Sunday 22 Jul 2018 | 11:20 | SYDNEY
Sunday 22 Jul 2018 | 11:20 | SYDNEY

Gulf tensions (without Iran)


Rodger Shanahan


30 March 2010 13:40

This report regarding a skirmish between Saudi and Emirati naval (or more likely coast guard) forces is interesting not just because of its rarity but because it sheds light on the potential flashpoints that the ill-defined maritime borders within the Persian Gulf present.

The two countries have a long-running border dispute that as recently as August last year came to the surface. It is an annoyance rather than an impediment to close bilateral relations but the potential oil and gas reserves involved in the border region are significant enough that neither side is willing to cede ground ('scuse the pun) on the issue.

The clash, if it occurred, would likely have been in the ill-defined maritime corridor that juts out from the Saudi territory separating Qatar from the UAE, an area that was ceded by the UAE to Saudi Arabia in 1974 via an agreement that was never ratified by the UAE. The gas pipelines for the multi-billion dollar Dolphin Energy project between Qatar and the UAE pass through this area and Saudi Arabia has shown a willingness in the past to remind the project stakeholders of this fact.

Saudi Arabia last clashed with a GCC neighbour in 1992 when an incident at a Qatari border post left two Qataris dead. The border dispute was resolved some 16 years later.

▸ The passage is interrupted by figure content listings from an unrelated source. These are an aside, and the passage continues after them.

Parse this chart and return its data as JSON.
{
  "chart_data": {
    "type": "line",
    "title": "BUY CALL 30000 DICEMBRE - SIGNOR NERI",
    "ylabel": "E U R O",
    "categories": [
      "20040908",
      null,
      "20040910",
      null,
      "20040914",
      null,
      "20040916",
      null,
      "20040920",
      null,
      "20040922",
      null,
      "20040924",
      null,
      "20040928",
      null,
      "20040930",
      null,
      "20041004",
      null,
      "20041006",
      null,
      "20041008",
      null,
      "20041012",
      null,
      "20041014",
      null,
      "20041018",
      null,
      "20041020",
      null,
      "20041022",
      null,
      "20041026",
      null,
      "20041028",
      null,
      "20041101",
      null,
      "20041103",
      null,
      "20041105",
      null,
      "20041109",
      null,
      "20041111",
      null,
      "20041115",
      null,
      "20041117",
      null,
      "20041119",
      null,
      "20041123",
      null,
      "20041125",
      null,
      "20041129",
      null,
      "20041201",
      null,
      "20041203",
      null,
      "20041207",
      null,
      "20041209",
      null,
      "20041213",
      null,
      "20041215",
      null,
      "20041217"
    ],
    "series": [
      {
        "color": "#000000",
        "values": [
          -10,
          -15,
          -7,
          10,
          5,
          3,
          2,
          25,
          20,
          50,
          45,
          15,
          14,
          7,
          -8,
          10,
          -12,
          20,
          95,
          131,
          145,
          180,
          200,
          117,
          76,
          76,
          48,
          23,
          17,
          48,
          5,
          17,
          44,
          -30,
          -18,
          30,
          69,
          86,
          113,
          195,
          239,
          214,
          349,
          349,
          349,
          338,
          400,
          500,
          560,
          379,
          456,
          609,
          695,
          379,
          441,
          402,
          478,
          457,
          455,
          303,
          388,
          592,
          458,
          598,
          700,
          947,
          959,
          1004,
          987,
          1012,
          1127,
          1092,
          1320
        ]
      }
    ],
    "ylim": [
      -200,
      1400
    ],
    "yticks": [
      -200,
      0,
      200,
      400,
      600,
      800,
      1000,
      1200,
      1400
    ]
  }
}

Saudi Arabia's smaller neighbours jealously guard their independence. But they are also pragmatic enough to realise that antagonising Saudi Arabia is not good for business. This, and regional concerns over Iran's nuclear ambitions, means that none of the local press has reported on the issue — a clear indication that neither country wants this incident to publicly sour relations at a time when Gulf Arab solidarity is seen as paramount.